Veel had ik me van de tentoonstelling voorgesteld. Haar faam was groter dan mijn bekendheid met haar werk. Met bewondering had ik ooit haar schilderij ‘Het afscheid van Abélard en Héloïse’ in reproductie gezien. Het origineel bevindt zich in de Hermitage in St Petersburg, maar of ik het daar gezien heb? Járen geleden was het me vergund een uurtje door de Hermitage te rennen – kort voor sluitingstijd – en mij heugt nu niet dat ik het schilderij toen zag. Kauffmann schilderde het in haar Londense jaren en de Abélard en Héloïse die zij schilderde, leunden op de voorstelling die Alexander Pope van het onmogelijk stel had gemaakt. Dit schilderij was in Düsseldorf, waar het de hele dag regende, niet te zien.
De regen zette de toon, maar de modieuze presentatie van Kauffmann als ‘Powerfrau’ en ‘Influencerin’ ergerde me meer dan het natte pak. En dan ook nog een reeks ‘Powerfrauen-Facts zur Künstlerin’.
Het viel me dus niet mee, maar een anderhalve week nadien blijkt dat er desondanks het nodige is blijven hangen. Terwijl ik me rekenschap geef van mijn indrukken kom ik tot drie redenen om de tentoonstelling – tot 24 mei in Düsseldorf en later, van 28 juni tot 20 september in Londen – tóch te bezoeken.
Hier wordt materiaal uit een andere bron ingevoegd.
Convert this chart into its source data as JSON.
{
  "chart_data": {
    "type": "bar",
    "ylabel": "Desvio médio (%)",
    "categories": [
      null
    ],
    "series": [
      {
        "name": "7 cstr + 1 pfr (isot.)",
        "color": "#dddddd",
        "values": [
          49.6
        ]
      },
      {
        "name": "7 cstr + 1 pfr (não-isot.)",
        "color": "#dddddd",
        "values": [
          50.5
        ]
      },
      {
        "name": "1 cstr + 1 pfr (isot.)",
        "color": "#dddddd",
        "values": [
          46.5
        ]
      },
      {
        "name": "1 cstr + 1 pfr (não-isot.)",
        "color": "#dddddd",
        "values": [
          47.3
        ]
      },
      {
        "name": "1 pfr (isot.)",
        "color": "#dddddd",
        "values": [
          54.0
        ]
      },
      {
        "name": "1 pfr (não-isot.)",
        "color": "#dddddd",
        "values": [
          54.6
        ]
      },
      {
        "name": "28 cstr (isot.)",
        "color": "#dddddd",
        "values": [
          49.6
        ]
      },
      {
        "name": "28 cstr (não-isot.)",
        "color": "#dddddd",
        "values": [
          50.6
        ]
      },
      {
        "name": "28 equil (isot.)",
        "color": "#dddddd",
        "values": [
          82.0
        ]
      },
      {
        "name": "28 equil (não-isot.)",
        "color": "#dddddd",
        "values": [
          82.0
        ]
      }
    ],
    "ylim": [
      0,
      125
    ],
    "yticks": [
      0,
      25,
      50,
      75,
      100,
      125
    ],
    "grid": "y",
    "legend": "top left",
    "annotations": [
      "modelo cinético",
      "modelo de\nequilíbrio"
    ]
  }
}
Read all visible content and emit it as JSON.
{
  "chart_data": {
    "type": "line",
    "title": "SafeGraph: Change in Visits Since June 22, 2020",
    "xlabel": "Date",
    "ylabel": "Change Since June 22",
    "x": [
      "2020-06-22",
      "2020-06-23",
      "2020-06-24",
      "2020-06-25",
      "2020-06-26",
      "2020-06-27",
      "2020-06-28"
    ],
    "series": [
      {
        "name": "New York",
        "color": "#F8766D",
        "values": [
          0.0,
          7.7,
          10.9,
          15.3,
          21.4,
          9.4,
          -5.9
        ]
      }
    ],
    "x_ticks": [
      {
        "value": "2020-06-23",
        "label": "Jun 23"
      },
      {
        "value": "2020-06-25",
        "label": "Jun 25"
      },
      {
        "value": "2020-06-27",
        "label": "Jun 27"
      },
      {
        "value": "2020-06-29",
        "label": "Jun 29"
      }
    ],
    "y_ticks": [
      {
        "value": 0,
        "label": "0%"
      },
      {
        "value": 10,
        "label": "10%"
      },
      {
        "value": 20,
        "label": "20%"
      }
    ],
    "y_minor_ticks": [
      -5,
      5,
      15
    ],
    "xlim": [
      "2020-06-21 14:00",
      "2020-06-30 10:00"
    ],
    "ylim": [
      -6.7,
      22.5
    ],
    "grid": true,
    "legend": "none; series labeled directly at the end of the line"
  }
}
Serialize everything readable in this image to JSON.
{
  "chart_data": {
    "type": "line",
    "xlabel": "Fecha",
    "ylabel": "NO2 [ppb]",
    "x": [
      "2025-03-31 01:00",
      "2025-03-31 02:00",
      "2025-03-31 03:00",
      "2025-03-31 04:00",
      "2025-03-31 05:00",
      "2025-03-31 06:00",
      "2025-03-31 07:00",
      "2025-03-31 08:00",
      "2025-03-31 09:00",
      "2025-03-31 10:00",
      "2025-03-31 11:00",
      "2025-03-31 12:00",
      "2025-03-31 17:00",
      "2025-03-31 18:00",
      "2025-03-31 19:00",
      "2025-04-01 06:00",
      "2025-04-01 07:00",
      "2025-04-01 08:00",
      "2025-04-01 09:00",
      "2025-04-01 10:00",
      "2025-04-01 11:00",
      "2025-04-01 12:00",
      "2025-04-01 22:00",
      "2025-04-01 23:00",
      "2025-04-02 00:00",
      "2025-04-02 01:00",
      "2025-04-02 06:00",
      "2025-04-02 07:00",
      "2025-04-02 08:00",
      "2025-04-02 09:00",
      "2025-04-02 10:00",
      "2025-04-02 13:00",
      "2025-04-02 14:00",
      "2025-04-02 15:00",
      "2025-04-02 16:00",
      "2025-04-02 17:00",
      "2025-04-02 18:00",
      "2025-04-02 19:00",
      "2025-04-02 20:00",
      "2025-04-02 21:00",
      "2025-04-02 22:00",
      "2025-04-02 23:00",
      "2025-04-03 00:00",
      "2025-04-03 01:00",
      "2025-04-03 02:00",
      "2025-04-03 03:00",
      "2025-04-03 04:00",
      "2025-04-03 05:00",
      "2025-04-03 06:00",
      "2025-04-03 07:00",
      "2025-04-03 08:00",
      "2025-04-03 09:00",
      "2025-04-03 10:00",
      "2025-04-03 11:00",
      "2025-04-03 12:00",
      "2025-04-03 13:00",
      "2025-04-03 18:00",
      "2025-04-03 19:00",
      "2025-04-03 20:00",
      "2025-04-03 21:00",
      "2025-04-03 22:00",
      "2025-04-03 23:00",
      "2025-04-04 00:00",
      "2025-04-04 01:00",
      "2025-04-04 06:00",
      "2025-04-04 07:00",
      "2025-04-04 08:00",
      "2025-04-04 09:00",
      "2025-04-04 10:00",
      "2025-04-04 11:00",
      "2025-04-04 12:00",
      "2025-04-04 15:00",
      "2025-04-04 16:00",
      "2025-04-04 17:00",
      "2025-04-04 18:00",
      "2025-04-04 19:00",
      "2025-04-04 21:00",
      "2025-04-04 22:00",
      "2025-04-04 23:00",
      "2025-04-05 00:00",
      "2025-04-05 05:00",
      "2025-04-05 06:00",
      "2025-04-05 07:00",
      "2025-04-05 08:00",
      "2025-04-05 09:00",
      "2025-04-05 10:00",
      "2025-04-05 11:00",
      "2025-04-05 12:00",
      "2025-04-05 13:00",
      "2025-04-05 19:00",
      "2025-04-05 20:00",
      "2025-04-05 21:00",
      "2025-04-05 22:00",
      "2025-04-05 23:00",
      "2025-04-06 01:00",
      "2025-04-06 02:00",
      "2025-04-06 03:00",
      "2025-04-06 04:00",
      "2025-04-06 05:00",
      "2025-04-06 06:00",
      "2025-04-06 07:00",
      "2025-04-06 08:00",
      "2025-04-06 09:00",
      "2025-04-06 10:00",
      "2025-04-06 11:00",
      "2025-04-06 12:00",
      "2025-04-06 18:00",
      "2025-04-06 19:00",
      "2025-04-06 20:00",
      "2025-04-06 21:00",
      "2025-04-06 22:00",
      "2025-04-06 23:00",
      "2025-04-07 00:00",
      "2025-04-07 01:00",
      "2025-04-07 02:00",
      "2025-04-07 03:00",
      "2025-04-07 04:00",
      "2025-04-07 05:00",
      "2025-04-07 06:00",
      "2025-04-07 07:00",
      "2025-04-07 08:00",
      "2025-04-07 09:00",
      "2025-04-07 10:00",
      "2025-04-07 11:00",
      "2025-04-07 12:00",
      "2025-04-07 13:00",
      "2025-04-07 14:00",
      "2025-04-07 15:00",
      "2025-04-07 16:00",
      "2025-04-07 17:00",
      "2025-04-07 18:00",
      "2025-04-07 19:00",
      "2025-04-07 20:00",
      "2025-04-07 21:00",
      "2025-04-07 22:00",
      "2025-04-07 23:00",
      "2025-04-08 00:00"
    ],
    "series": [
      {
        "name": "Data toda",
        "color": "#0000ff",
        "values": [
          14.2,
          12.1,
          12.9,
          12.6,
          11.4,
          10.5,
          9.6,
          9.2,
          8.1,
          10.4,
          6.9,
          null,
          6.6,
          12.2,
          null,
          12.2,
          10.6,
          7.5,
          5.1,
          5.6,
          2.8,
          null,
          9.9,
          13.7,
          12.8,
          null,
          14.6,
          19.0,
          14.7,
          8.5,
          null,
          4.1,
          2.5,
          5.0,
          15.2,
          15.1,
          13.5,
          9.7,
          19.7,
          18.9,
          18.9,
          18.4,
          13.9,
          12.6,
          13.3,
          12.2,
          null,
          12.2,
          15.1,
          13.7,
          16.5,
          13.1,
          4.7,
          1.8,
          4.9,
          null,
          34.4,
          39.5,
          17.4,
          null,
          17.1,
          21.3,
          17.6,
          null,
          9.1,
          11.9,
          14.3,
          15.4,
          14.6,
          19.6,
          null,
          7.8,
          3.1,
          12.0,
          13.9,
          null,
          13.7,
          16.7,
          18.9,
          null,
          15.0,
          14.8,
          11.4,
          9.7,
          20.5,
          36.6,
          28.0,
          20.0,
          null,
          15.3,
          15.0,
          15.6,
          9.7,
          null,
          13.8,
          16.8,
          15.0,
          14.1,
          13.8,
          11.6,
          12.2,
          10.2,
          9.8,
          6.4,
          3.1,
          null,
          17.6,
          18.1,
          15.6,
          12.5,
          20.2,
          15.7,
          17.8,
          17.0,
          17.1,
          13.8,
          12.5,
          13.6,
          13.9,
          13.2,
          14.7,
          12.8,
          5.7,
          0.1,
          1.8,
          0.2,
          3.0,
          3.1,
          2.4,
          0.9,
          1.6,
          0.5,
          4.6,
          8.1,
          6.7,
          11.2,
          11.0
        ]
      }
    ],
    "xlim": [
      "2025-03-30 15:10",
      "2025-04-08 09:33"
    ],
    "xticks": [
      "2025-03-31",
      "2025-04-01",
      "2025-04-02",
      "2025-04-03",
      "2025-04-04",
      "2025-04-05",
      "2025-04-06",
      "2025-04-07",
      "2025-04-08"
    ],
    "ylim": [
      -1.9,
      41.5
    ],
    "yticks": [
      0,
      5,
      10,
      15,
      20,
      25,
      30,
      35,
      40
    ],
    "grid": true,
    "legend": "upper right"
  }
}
Allereerst: de carrière van Angelika is een sprookje. Hoe is het mogelijk dat zij als vrouwelijke schilder – in een door mannen beheerst métier – zoveel aanzien verwierf? Tuurlijk, door haar talent, dat haar de weg baande naar tal van hoven. Zij was dan ook nog een multitalent: de schilderkunst en de muziek vochten om haar. Het waren ook niet de minsten die haar lof zongen: Johann Gottfried Herder, Joshua Reynolds. Behalve met talent was zij gezegend met zelfvertrouwen: zij mikte op de hoogste echelons van de samenleving en vroeg ‘mannelijke’ prijzen voor haar werk. Privé liep het niet altijd op rolletjes: zo was zij kortstondig slachtoffer van een huwelijkszwendelaar.
Tweede reden om te gaan: haar zelfportretten, die zowel gevoeligheid als zelfbewustzijn verraden.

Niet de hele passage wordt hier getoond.